June 18, 2008

Some people never learn:

“I don’t think the lessons of Iraq necessarily discredit liberal internationalism, or realism, or neoconservatism, or any of the many theories of U.S. engagement with the world that were invoked to justify support for the war. I don’t come away from the events of the last five years convinced that we should never intervene abroad on purely humanitarian grounds, or that we should never go to war without an international body’s authorization, or that the whole of American Middle East policy since 1991 (or 1945) has been discredited, or even that we should never launch wars of pre-emption. I come away from them convinced of a point that’s simultaneously narrower in scope, but more universal in its application: That whatever theory we take as our guide to international affairs, we need to proceed with greater caution than America displayed in the aftermath of 9/11 about the efficacy of military force, and the costs and consequences of using it.”

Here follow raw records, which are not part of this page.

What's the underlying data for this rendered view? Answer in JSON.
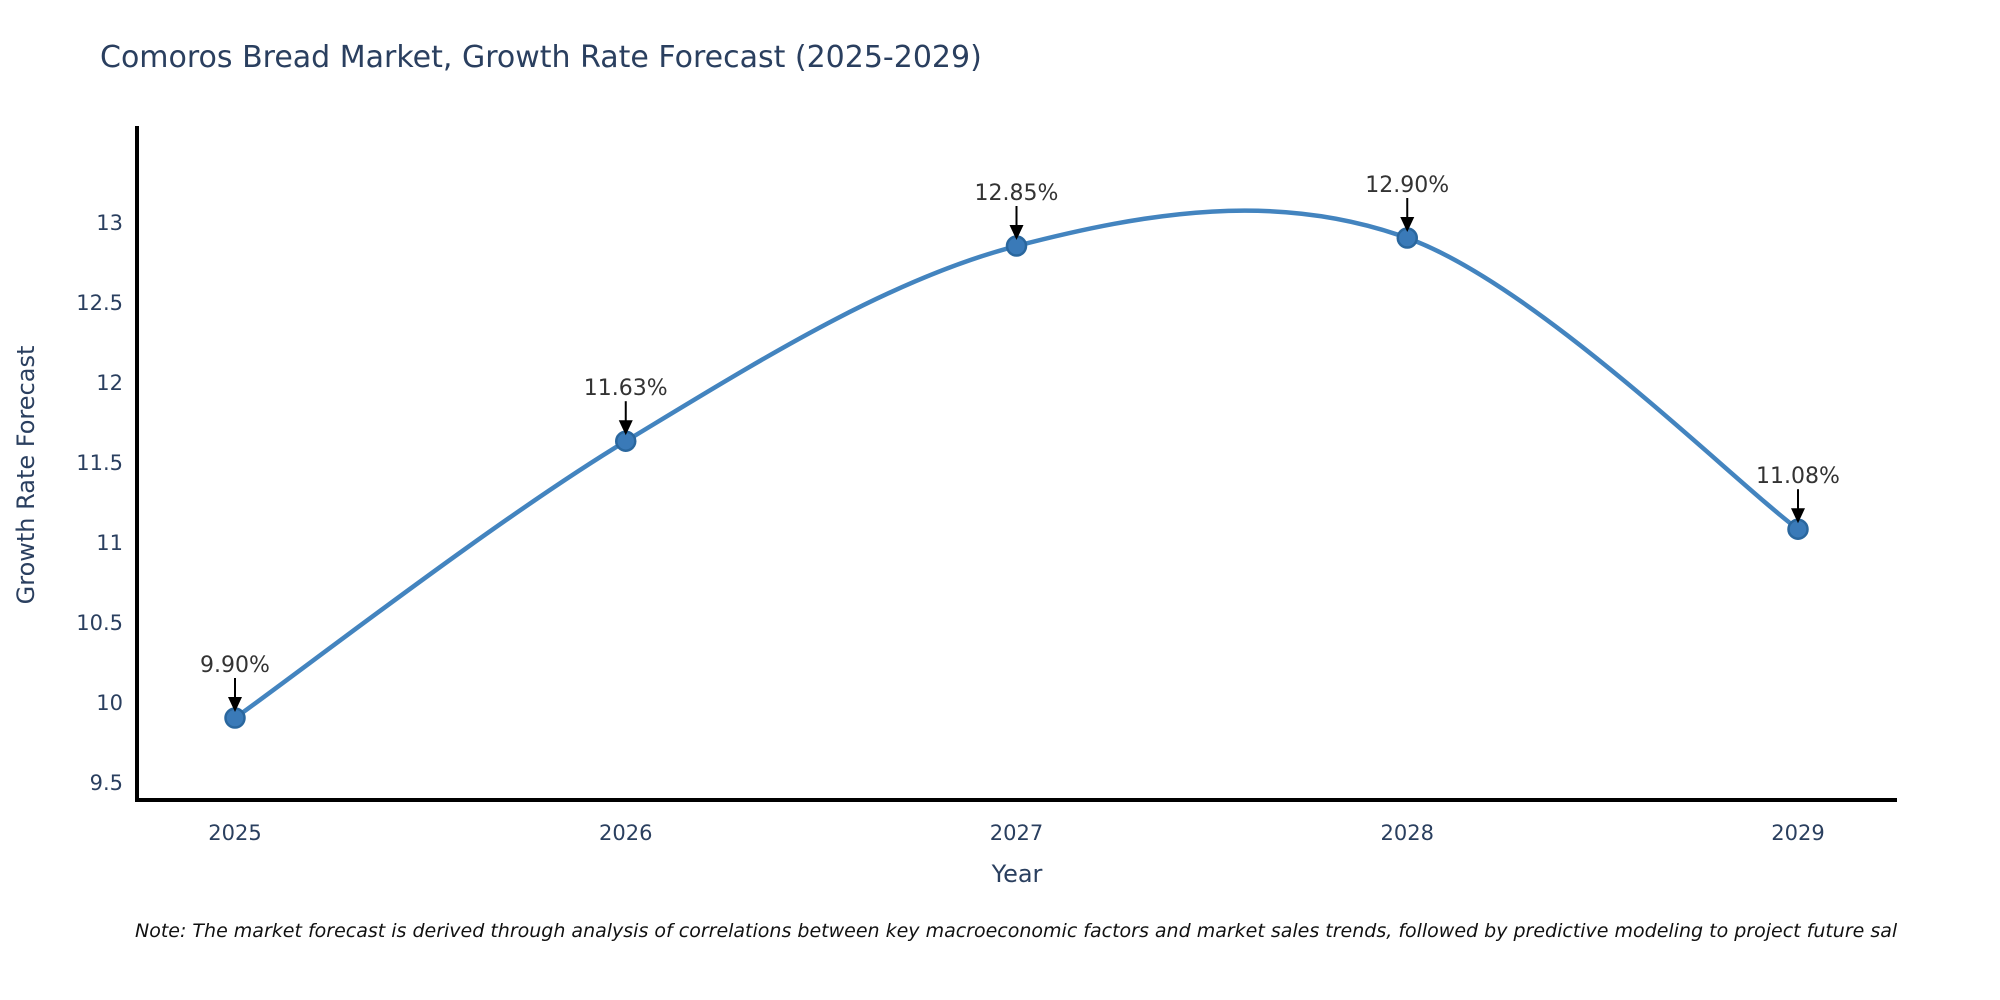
{
  "page": {
    "title": "Comoros Bread Market, Growth Rate Forecast (2025-2029)",
    "footnote": "Note: The market forecast is derived through analysis of correlations between key macroeconomic factors and market sales trends, followed by predictive modeling to project future sal"
  },
  "chart_data": {
    "type": "line",
    "title": "Comoros Bread Market, Growth Rate Forecast (2025-2029)",
    "xlabel": "Year",
    "ylabel": "Growth Rate Forecast",
    "x": [
      2025,
      2026,
      2027,
      2028,
      2029
    ],
    "series": [
      {
        "name": "Growth Rate Forecast",
        "values": [
          9.9,
          11.63,
          12.85,
          12.9,
          11.08
        ]
      }
    ],
    "point_labels": [
      "9.90%",
      "11.63%",
      "12.85%",
      "12.90%",
      "11.08%"
    ],
    "y_ticks": [
      9.5,
      10,
      10.5,
      11,
      11.5,
      12,
      12.5,
      13
    ],
    "ylim": [
      9.39,
      13.6
    ],
    "xlim": [
      2024.75,
      2029.25
    ],
    "grid": false,
    "legend_position": "none",
    "smooth_spline": true,
    "annotations_arrows": true,
    "colors": {
      "line": "#4384bf",
      "marker_fill": "#3a7ab8",
      "marker_stroke": "#2a679e",
      "axis": "#000000",
      "tick_text": "#2a3f5f",
      "title_text": "#2a3f5f",
      "annotation_text": "#333333",
      "arrow": "#000000",
      "note_text": "#111111"
    }
  }
}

That’s someone named Ross Douthet, a blogger for The Atlantic: he’s supposed to be some sort of conservative, although what sort eludes me. Of course, if you go to The Atlantic for your conservative fix, then you’re probably the type who goes to McDonald’s for the salad. 

It’s the new conservatism, otherwise known as Bizarro-conservatism, which I’ve discussed before. In Bizarro World, up is down, right is left, and a conservative is someone who refuses to learn from history. Nothing is ever proven. We’ll still get to have plenty of preemptive fun, blowing up entire countries and rampaging throughout the Middle East,at least until we go bankrupt.

Bizarro-cons like Douthet like to dress up their essential nihilism in the grey, inauspicious garb of workaday pragmatism, but the hubris that is the fatal affliction of our ruling classes gives their game away. In short, a Bizarro-con is just another species of neocon, albeit one with much less flamboyant plumage. Our war-birds are a many-feathered lot, but all are united in their Bourbon determination to regret nothing, and learn nothning, from the past eight disastrous years.

American foreign policy, according to this view, is a roaring success, instead of the trainwreck it has become—because, in Bizarro terms, failure is success. By this measure, the invasion and occupation of Iraq is a triumph unequaled in our history, instead of the biggest military blunder since Napoleon’s invasion of Russia.

And, of course, in Bizarro World, neoconservatism is not discredited, as it would be in a universe that made sense. Instead, it has merely morphed into Bizarro-conservatism, a doctrine consonant with the unnaural laws of a parallel world so far removed from “the reality-based community” that the distance can only be measured in light-years.